Buckingham Palace, au coeur de la monarchie britannique

Penser la monarchie britannique, c’est lui associer toute une liste d’objets et monuments la représentant. Indubitablement, Buckingham Palace est l’un d’entre eux. Sa haute façade, où la symétrie et les lignes droites rythment sa silhouette, impose véritablement cette institution dans le paysage londonien. En Angleterre, la monarchie n’est pas un mythe. Elle est physiquement présente. Et Buckingham Palace en est son plus beau représentant.

Passez ses splendides grilles de bronze doré, Buckingham Palace vous invite au cœur de l’histoire britannique.

 

Buckingham House, l’aristocratie prend possession de Londres

George Goring, comte de Norwich, est un aristocrate fortuné, et il veut le montrer. Le meilleur moyen ? S’implanter dans la capitale, au plus près du pouvoir. Le quartier de Westminster paraît donc l’endroit idéal. En 1633, il fait bâtir un manoir à qui il donne son nom. Mais le terrain appartient toujours à la Couronne. Pour rester, il doit payer un loyer. Goring est dépensier, au point de ne pas pouvoir payer la totalité des loyers. Criblé de dettes, il est obligé de s’en séparer. Henry Bennet, comte d’Arlington, rachète le manoir. Mais en 1674 il est victime d’un incendie. Arlington décide de bâtir un nouveau manoir qui correspond à ses goûts.

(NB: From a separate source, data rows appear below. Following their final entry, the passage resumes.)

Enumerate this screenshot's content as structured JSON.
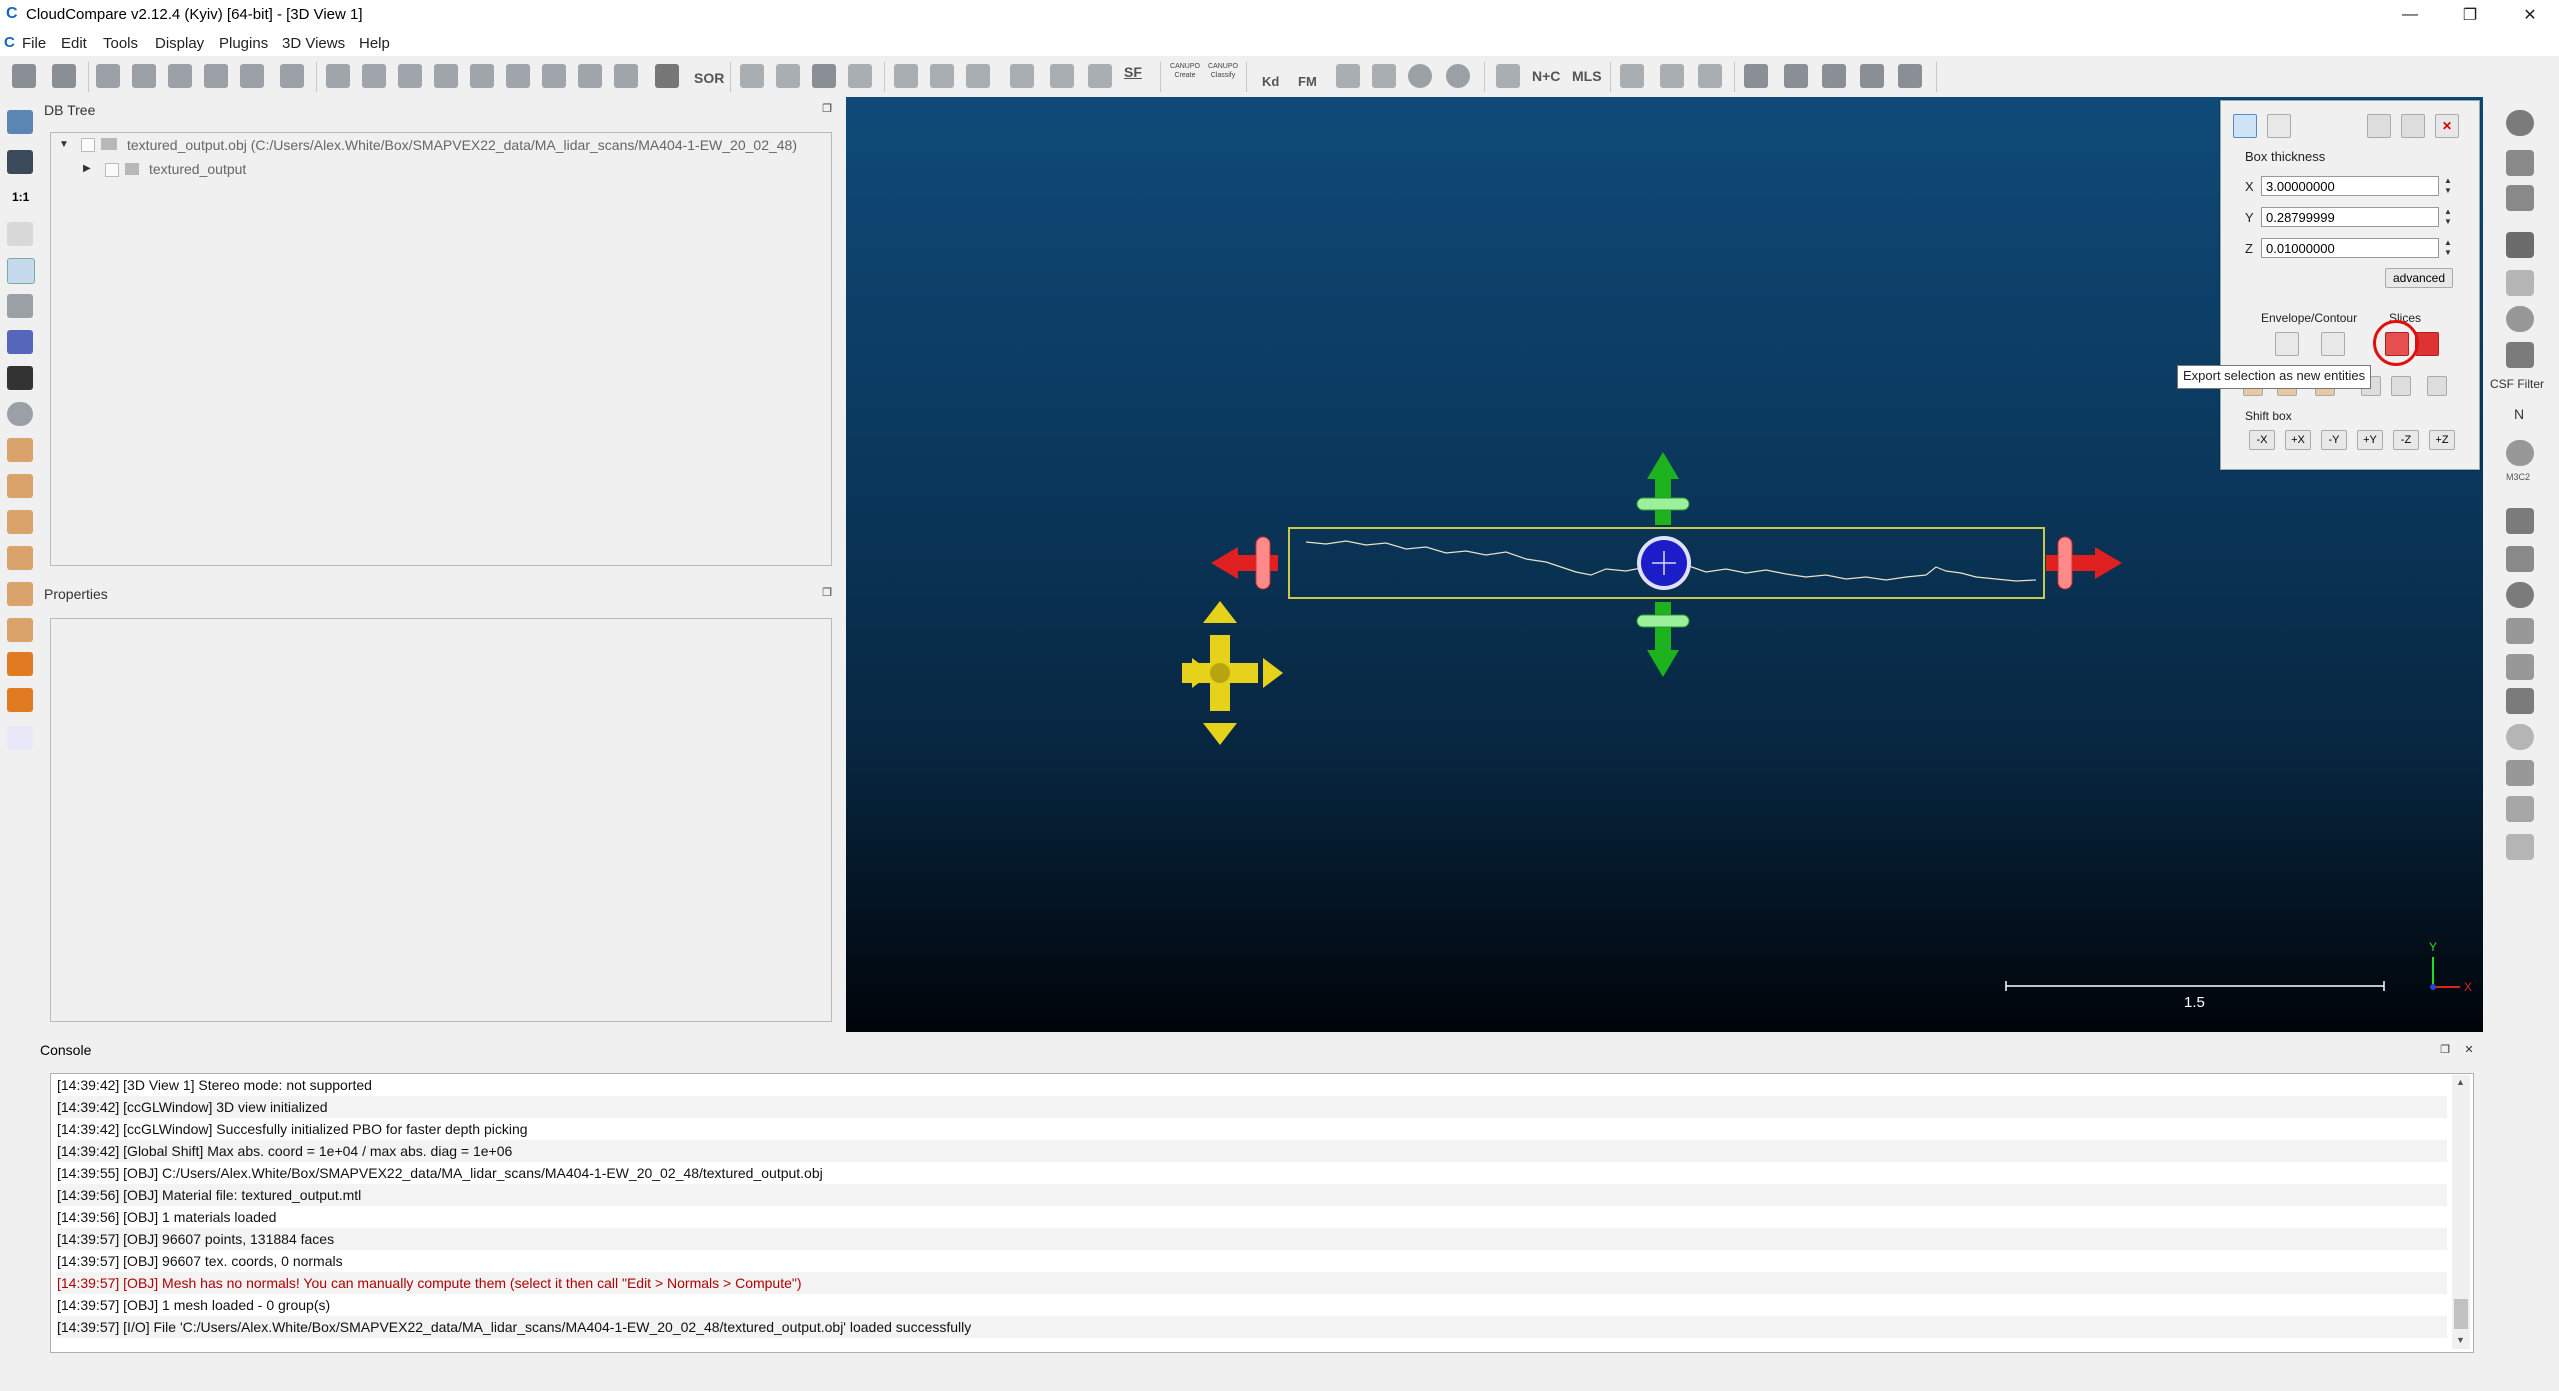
{
  "window": {
    "title": "CloudCompare v2.12.4 (Kyiv) [64-bit] - [3D View 1]",
    "controls": [
      "—",
      "❐",
      "✕"
    ]
  },
  "menubar": [
    "File",
    "Edit",
    "Tools",
    "Display",
    "Plugins",
    "3D Views",
    "Help"
  ],
  "toolbar": {
    "text_icons": {
      "sor": "SOR",
      "sf": "SF",
      "canupo_create": "CANUPO Create",
      "canupo_classify": "CANUPO Classify",
      "kd": "Kd",
      "fm": "FM",
      "nc": "N+C",
      "mls": "MLS",
      "one_to_one": "1:1"
    }
  },
  "db_tree": {
    "title": "DB Tree",
    "root": "textured_output.obj (C:/Users/Alex.White/Box/SMAPVEX22_data/MA_lidar_scans/MA404-1-EW_20_02_48)",
    "child": "textured_output"
  },
  "properties": {
    "title": "Properties"
  },
  "section_panel": {
    "box_thickness_label": "Box thickness",
    "x_label": "X",
    "x_value": "3.00000000",
    "y_label": "Y",
    "y_value": "0.28799999",
    "z_label": "Z",
    "z_value": "0.01000000",
    "advanced_label": "advanced",
    "envelope_label": "Envelope/Contour",
    "slices_label": "Slices",
    "shift_box_label": "Shift box",
    "shift_buttons": [
      "-X",
      "+X",
      "-Y",
      "+Y",
      "-Z",
      "+Z"
    ]
  },
  "tooltip": "Export selection as new entities",
  "right_toolbar": {
    "csf_label": "CSF Filter",
    "n_label": "N",
    "m3c2_label": "M3C2"
  },
  "view3d": {
    "scale_label": "1.5",
    "axis_y": "Y",
    "axis_x": "X"
  },
  "console": {
    "title": "Console",
    "lines": [
      "[14:39:42] [3D View 1] Stereo mode: not supported",
      "[14:39:42] [ccGLWindow] 3D view initialized",
      "[14:39:42] [ccGLWindow] Succesfully initialized PBO for faster depth picking",
      "[14:39:42] [Global Shift] Max abs. coord = 1e+04 / max abs. diag = 1e+06",
      "[14:39:55] [OBJ] C:/Users/Alex.White/Box/SMAPVEX22_data/MA_lidar_scans/MA404-1-EW_20_02_48/textured_output.obj",
      "[14:39:56] [OBJ] Material file: textured_output.mtl",
      "[14:39:56] [OBJ] 1 materials loaded",
      "[14:39:57] [OBJ] 96607 points, 131884 faces",
      "[14:39:57] [OBJ] 96607 tex. coords, 0 normals",
      "[14:39:57] [OBJ] Mesh has no normals! You can manually compute them (select it then call \"Edit > Normals > Compute\")",
      "[14:39:57] [OBJ] 1 mesh loaded - 0 group(s)",
      "[14:39:57] [I/O] File 'C:/Users/Alex.White/Box/SMAPVEX22_data/MA_lidar_scans/MA404-1-EW_20_02_48/textured_output.obj' loaded successfully"
    ],
    "error_line_index": 9
  },
  "colors": {
    "view_top": "#0f4a78",
    "view_bottom": "#010409",
    "arrow_red": "#e02020",
    "arrow_green": "#1fb21f",
    "arrow_yellow": "#e6d21a",
    "center_blue": "#1c1cc8",
    "box_outline": "#c8c84a",
    "highlight_red": "#e01010"
  }
}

Trente ans plus tard, plus précisément en 1703, les descendants d’Arlington vendent le domaine à John Sheffield, duc de Buckingham et Normanby. Le favori de la reine Anne a toujours été fidèle aux Stuart, malgré son approbation de la Glorieuse Révolution. Pour le récompenser, elle le fait duc de Buckingham et lui offre une fortune colossale. C’est ainsi qu’il devient le nouveau propriétaire du domaine. Il fait démolir le manoir d’Arlington et fait dresser une nouvelle demeure aux goûts du jour. De style classique, le manoir est dessiné par William Winde. Buckingham House est née. Le duc adore tellement sa demeure qu’il la choisi comme lieu de retraite après l’accession au trône de George Ier Hanovre en 1714. C’est même dans sa chambre de Buckingham qu’il termine ses jours en 1721.

Les descendants du duc de Buckingham ont du mal à entretenir cette couteuse propriété. La reine Charlotte, épouse de George III, est tombée follement amoureuse des lignes strictes mais agréables de Buckingham House. Elle fait pression pour que son époux l’achète. En 1763, le roi fléchit et finit par en devenir le nouveau propriétaire. La reine Charlotte passe à Buckingham des jours heureux. Loin du protocole et de la vie de cour, c’est à Buckingham qu’elle décide de se reposer.

 

Un manoir devenu palais

George III rend son dernier souffle en 1820. Avant l’heure fatidique, le vieux monarque était devenu presque aveugle et accumulait les excès de folie. Pendant cette période, son fils aîné devenait le prince régent, comme un avant-goût du pouvoir. George IV est différent de son défunt père. Amoureux du luxe et de la fête, il est aussi très hautain. Il veut une demeure à la hauteur des fêtes qu’il organise. Ce sera Buckingham. A peine arrivé sur le trône qu’il entreprend son agrandissement. Le palais de Buckingham naît alors des mains de l’architecte britannique John Nash.

Autour d’une cour d’honneur ouverte, un palais de style néo-classique sort de terre. L’entrée principale de la cour est matérialisée par une arche de triomphe à trois ouvertures, construite sur le modèle de l’arc de Constantin à Rome. La décoration de l’intérieur du palais est confiée à Charles Long qui imagine un décor rempli de stucs et de lapis bleus et roses. Les plafonds sont habillés de plâtres sculptés pour offrir des pièces richement décorées.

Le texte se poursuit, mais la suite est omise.